P45 form: did you know?

14 March 2023

A P45 form is issued by an employer when an employee stops working for them. However are the previous pay and tax figures on the P45 still applicable on an employee record when a tax code notice from HM Revenue and Customs (HMRC) is received?

A P45 shows how much tax has been paid on an employee’s salary so far in the tax year (6 April to 5 April). An employer may also use the information on the P45 to apply the correct tax code for an employee, before the first payday.

However, previous pay and tax figures from a P45 should not be removed when these have been received and operated, prior to an employer receiving a tax code change (P6) from HMRC. If the tax code notice has ‘0.00’ or blank figures then this is not be entered and instead the figures should remain as per the P45. Though the new tax code received from HMRC should be operated.  
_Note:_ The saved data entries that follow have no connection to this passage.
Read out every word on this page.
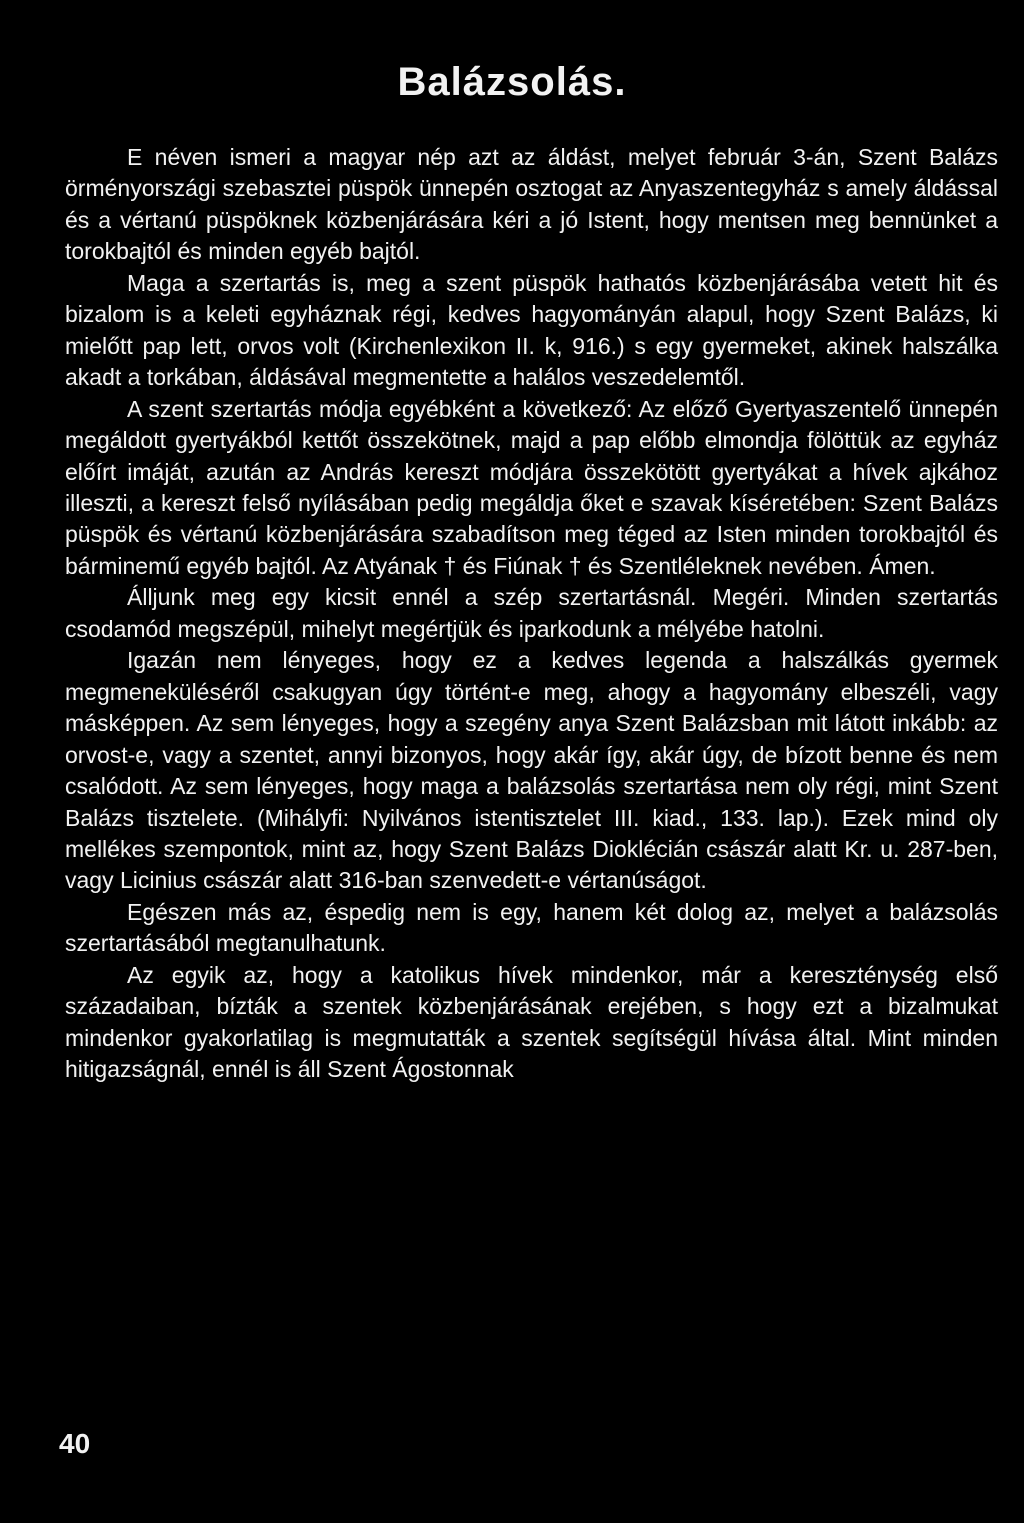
Balázsolás.

E néven ismeri a magyar nép azt az áldást, melyet február 3-án, Szent Balázs örményországi szebasztei püspök ünnepén osztogat az Anyaszentegyház s amely áldással és a vértanú püspöknek közbenjárására kéri a jó Istent, hogy mentsen meg bennünket a torokbajtól és minden egyéb bajtól.

Maga a szertartás is, meg a szent püspök hathatós közbenjárásába vetett hit és bizalom is a keleti egyháznak régi, kedves hagyományán alapul, hogy Szent Balázs, ki mielőtt pap lett, orvos volt (Kirchenlexikon II. k, 916.) s egy gyermeket, akinek halszálka akadt a torkában, áldásával megmentette a halálos veszedelemtől.

A szent szertartás módja egyébként a következő: Az előző Gyertyaszentelő ünnepén megáldott gyertyákból kettőt összekötnek, majd a pap előbb elmondja fölöttük az egyház előírt imáját, azután az András kereszt módjára összekötött gyertyákat a hívek ajkához illeszti, a kereszt felső nyílásában pedig megáldja őket e szavak kíséretében: Szent Balázs püspök és vértanú közbenjárására szabadítson meg téged az Isten minden torokbajtól és bárminemű egyéb bajtól. Az Atyának † és Fiúnak † és Szentléleknek nevében. Ámen.

Álljunk meg egy kicsit ennél a szép szertartásnál. Megéri. Minden szertartás csodamód megszépül, mihelyt megértjük és iparkodunk a mélyébe hatolni.

Igazán nem lényeges, hogy ez a kedves legenda a halszálkás gyermek megmeneküléséről csakugyan úgy történt-e meg, ahogy a hagyomány elbeszéli, vagy másképpen. Az sem lényeges, hogy a szegény anya Szent Balázsban mit látott inkább: az orvost-e, vagy a szentet, annyi bizonyos, hogy akár így, akár úgy, de bízott benne és nem csalódott. Az sem lényeges, hogy maga a balázsolás szertartása nem oly régi, mint Szent Balázs tisztelete. (Mihályfi: Nyilvános istentisztelet III. kiad., 133. lap.). Ezek mind oly mellékes szempontok, mint az, hogy Szent Balázs Dioklécián császár alatt Kr. u. 287-ben, vagy Licinius császár alatt 316-ban szenvedett-e vértanúságot.

Egészen más az, éspedig nem is egy, hanem két dolog az, melyet a balázsolás szertartásából megtanulhatunk.

Az egyik az, hogy a katolikus hívek mindenkor, már a kereszténység első századaiban, bízták a szentek közbenjárásának erejében, s hogy ezt a bizalmukat mindenkor gyakorlatilag is megmutatták a szentek segítségül hívása által. Mint minden hitigazságnál, ennél is áll Szent Ágostonnak

40
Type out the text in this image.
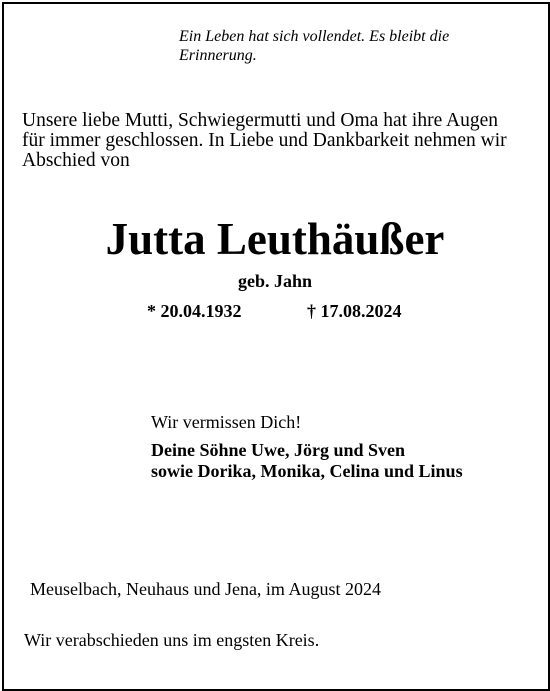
Ein Leben hat sich vollendet. Es bleibt die
Erinnerung.
Unsere liebe Mutti, Schwiegermutti und Oma hat ihre Augen
für immer geschlossen. In Liebe und Dankbarkeit nehmen wir
Abschied von
Jutta Leuthäußer
geb. Jahn
* 20.04.1932	† 17.08.2024
Wir vermissen Dich!
Deine Söhne Uwe, Jörg und Sven
sowie Dorika, Monika, Celina und Linus
Meuselbach, Neuhaus und Jena, im August 2024
Wir verabschieden uns im engsten Kreis.
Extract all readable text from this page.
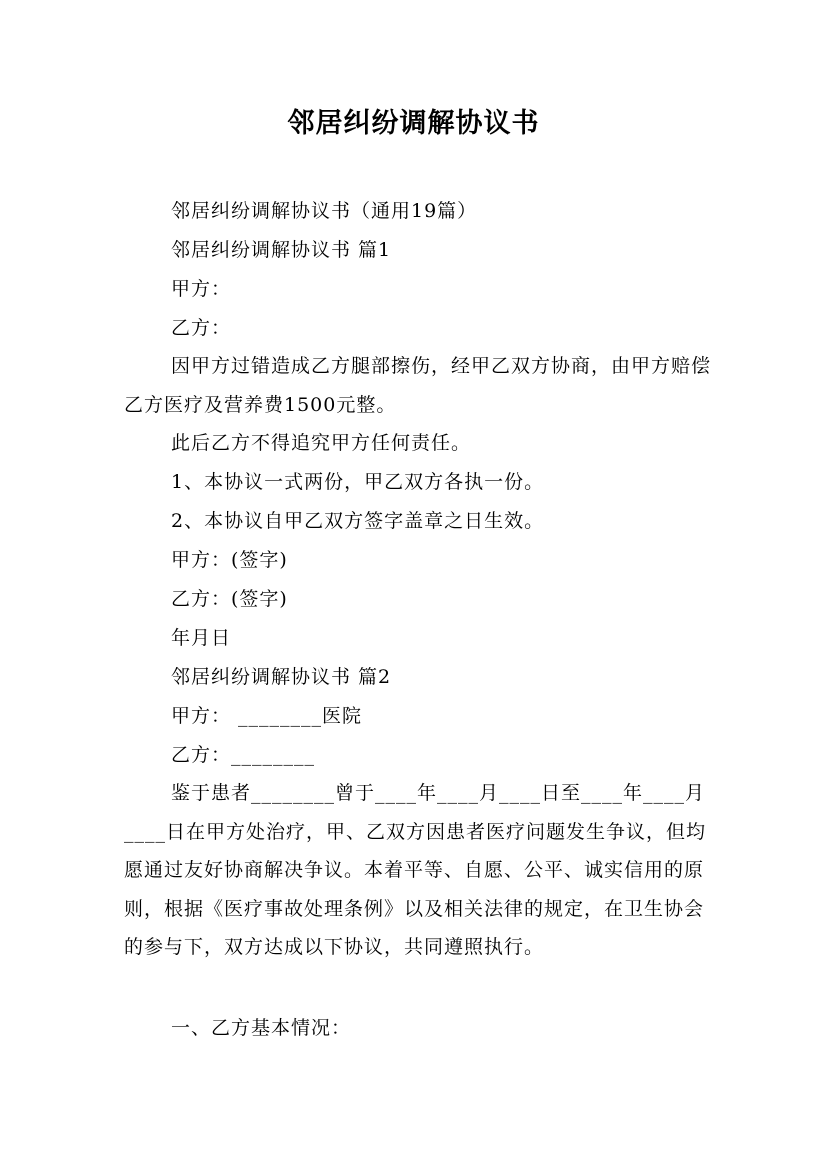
邻居纠纷调解协议书
邻居纠纷调解协议书（通用19篇）
邻居纠纷调解协议书 篇1
甲方：
乙方：
因甲方过错造成乙方腿部擦伤，经甲乙双方协商，由甲方赔偿乙方医疗及营养费1500元整。
此后乙方不得追究甲方任何责任。
1、本协议一式两份，甲乙双方各执一份。
2、本协议自甲乙双方签字盖章之日生效。
甲方：(签字)
乙方：(签字)
年月日
邻居纠纷调解协议书 篇2
甲方： ________医院
乙方：________
鉴于患者________曾于____年____月____日至____年____月____日在甲方处治疗，甲、乙双方因患者医疗问题发生争议，但均愿通过友好协商解决争议。本着平等、自愿、公平、诚实信用的原则，根据《医疗事故处理条例》以及相关法律的规定，在卫生协会的参与下，双方达成以下协议，共同遵照执行。
一、乙方基本情况：
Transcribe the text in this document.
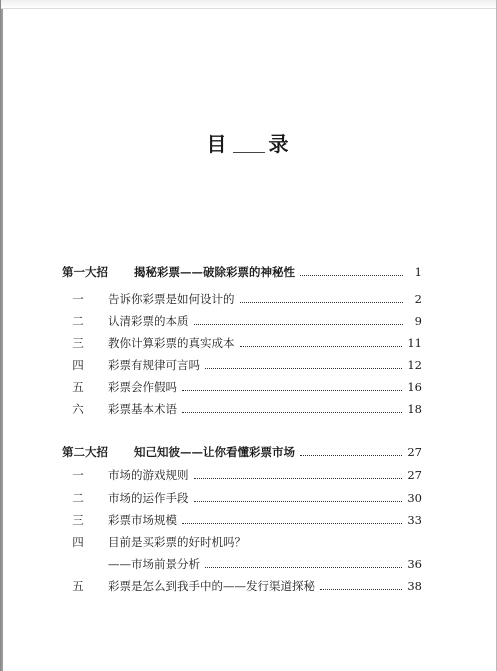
目 录
第一大招	揭秘彩票——破除彩票的神秘性	1
一	告诉你彩票是如何设计的	2
二	认清彩票的本质	9
三	教你计算彩票的真实成本	11
四	彩票有规律可言吗	12
五	彩票会作假吗	16
六	彩票基本术语	18
第二大招	知己知彼——让你看懂彩票市场	27
一	市场的游戏规则	27
二	市场的运作手段	30
三	彩票市场规模	33
四	目前是买彩票的好时机吗？
——市场前景分析	36
五	彩票是怎么到我手中的——发行渠道探秘	38
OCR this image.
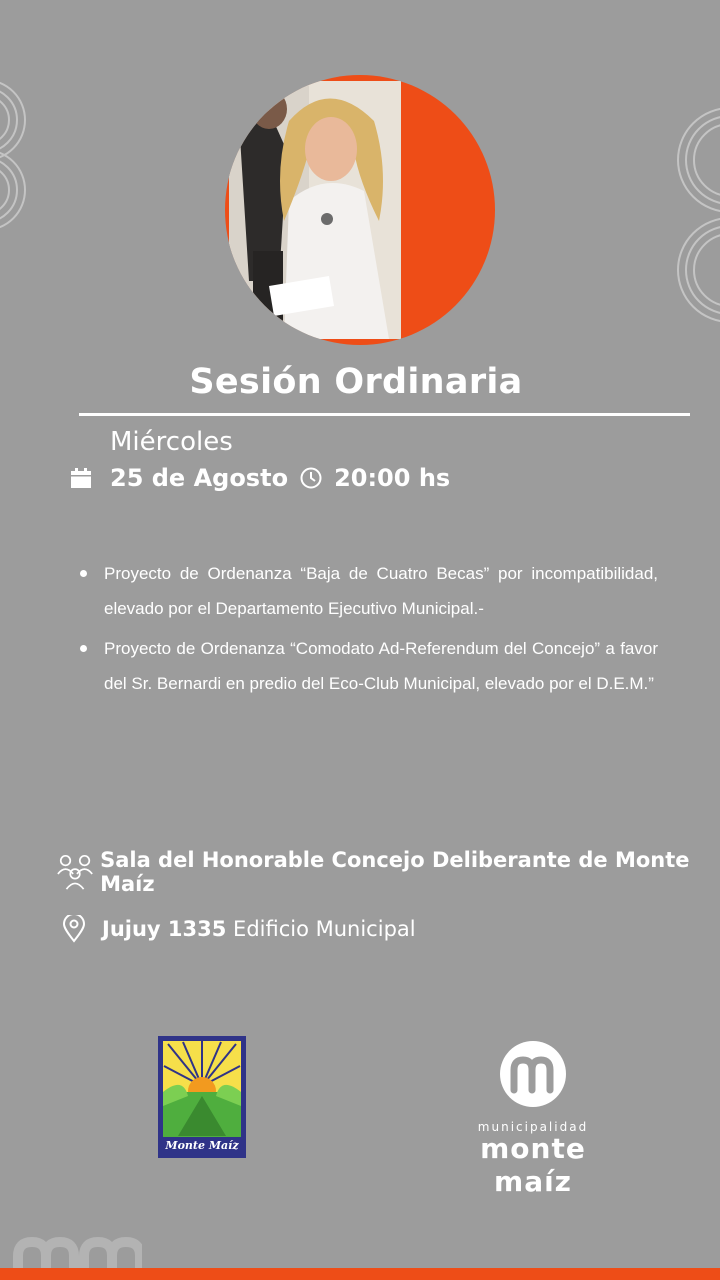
Sesión Ordinaria
Miércoles
25 de Agosto 20:00 hs
Proyecto de Ordenanza “Baja de Cuatro Becas” por incompatibilidad, elevado por el Departamento Ejecutivo Municipal.-
Proyecto de Ordenanza “Comodato Ad-Referendum del Concejo” a favor del Sr. Bernardi en predio del Eco-Club Municipal, elevado por el D.E.M.”
Sala del Honorable Concejo Deliberante de Monte Maíz
Jujuy 1335
Edificio Municipal
Monte Maíz
municipalidad
monte maíz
What happens with a late P45 received? Employers may need to update the payroll records if an employee gives a P45 after they have been registered with HMRC. If HMRC has sent a tax code, then use this tax code if the employee gives a P45 after they have first been paid. If HMRC has not sent a code, then use the employee’s P45 to work out their tax code and update their details in the payroll software.

If the employee has more than one P45, then the P45 with the latest date should be used. In addition, if the leaving date is the same then the P45 with the highest tax free allowance (or least additional pay for a K code) should be used.

Did you know? HMRC has a tool you can use to work out an employee's tax code based on The income Tax Regulations.